法人税法第2条第13号では、収益事業を次のように定めています。
「収益事業 販売業、製造業その他の政令で定める事業で、継続して事業場を設けて行われるものをいう。」
この規定を受けて、具体的にどのような事業が収益事業に当たるかは、法人税法施行令第5条第1項に列挙された34種類の業種(物品販売業、飲食店業、旅館業、出版業など)で定められています。通常の法人であれば、これらの事業による所得は法人税の課税対象となります。
公益目的事業にあたる場合の特例
公益社団法人や公益財団法人の場合には、ここに特例があります。法人税法施行令第5条第2項により、34業種に当たる事業であっても、公益認定法第2条第4号に定める「公益目的事業」に該当する場合には、収益事業に含めないとされています。

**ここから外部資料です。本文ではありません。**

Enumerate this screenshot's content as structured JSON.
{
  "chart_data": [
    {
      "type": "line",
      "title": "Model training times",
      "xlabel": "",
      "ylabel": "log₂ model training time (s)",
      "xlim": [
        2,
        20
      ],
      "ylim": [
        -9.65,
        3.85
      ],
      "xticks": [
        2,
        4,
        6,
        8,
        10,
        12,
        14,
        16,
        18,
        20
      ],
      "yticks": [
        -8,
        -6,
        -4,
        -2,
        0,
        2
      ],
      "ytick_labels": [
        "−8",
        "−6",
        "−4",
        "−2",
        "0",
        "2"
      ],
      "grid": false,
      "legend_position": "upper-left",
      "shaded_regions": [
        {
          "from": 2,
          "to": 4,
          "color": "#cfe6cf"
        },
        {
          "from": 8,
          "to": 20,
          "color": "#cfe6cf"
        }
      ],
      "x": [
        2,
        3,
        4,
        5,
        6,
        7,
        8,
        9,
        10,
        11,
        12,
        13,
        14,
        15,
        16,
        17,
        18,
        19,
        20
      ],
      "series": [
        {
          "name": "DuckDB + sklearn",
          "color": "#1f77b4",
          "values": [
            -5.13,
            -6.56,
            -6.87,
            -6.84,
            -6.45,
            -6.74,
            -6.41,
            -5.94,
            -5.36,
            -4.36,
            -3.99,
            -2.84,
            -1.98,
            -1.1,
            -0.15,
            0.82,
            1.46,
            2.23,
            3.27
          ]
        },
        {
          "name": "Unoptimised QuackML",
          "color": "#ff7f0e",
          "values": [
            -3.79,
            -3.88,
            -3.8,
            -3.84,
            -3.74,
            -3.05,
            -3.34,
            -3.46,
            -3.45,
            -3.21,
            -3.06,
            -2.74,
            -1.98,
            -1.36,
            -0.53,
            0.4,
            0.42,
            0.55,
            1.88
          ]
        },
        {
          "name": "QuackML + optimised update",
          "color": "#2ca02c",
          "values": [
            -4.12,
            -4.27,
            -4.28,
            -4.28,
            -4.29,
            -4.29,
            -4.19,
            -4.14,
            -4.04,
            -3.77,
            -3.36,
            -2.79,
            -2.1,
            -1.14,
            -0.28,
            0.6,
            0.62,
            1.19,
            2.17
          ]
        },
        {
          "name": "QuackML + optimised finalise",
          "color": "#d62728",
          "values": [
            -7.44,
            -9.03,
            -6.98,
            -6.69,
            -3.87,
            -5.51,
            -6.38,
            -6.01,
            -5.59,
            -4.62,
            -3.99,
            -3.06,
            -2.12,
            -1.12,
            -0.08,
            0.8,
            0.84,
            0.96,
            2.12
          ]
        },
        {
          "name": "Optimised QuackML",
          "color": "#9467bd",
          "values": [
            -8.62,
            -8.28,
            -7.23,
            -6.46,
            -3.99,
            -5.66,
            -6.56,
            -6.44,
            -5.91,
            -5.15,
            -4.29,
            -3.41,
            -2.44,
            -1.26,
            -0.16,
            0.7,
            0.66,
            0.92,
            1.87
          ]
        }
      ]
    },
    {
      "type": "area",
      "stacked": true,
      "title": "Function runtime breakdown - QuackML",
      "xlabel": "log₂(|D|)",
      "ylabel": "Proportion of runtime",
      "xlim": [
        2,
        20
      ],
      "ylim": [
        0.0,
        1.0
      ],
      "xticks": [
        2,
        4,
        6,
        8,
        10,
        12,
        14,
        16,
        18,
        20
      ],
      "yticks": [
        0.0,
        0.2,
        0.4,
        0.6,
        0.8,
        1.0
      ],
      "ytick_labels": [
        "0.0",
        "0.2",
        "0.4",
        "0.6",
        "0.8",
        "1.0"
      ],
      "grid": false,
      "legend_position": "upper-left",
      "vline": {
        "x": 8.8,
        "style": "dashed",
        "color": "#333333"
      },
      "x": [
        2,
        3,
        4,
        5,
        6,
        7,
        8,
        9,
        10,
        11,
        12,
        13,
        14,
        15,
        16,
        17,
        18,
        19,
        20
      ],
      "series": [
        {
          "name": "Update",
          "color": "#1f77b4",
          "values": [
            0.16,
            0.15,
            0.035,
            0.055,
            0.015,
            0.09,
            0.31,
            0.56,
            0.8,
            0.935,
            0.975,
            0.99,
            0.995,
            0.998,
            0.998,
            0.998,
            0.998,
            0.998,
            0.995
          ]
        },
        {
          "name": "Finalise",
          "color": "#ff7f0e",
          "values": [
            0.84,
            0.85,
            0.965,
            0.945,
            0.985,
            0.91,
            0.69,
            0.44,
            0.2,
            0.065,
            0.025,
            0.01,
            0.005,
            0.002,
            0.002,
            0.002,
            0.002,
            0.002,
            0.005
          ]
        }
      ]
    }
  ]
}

このため、公益法人が行う活動のうち公益目的事業に当たる部分は、法人税法第6条に基づき法人税の課税対象外となります。
非課税となる事業の例
公益目的事業として認められれば、従来は収益事業にあたる活動も非課税の対象となります。例として以下が挙げられます。
- 教育関連:研修や資格試験の実施(従来は私塾業や技術サービス業に分類)
- 医療・福祉関連:介護サービスや障害者支援(従来は医療保健業や福祉事業に分類)
- 文化・芸術関連:博物館・美術館の運営、公演の開催(従来は興行業に分類)
- 学術研究関連:学術研究や技術開発(従来は技術サービス業に分類)
- 情報提供関連:出版事業や情報発信、宿泊研修施設の運営(従来は出版業や旅館業に分類)
こうした仕組みにより、公益法人は事業活動から得られた資金をそのまま公益活動に使うことができます。
公益目的事業の認定
公益目的事業とは、公益認定法第2条第4号に基づき、別表に掲げられた23分野に属し、「不特定かつ多数の者の利益の増進に寄与する」事業を指します。
認定は、第3条により内閣総理大臣または都道府県知事が行い、審査過程では公益認定等委員会(第32条以下)や都道府県の合議制機関(第50条以下)が関与します。税務上の課税判断は法人税法に基づき別途行われますが、公益法人が「公益目的事業」として認定されることは、税制上の取扱いに直結する重要な前提となります。
制度改正との関係
2025年4月の法改正では、公益法人の収益事業に対する「非課税の仕組み」自体に変更はありません。ただし、公益法人がより安定的に運営できるよう、財務管理に関する制度が見直されました。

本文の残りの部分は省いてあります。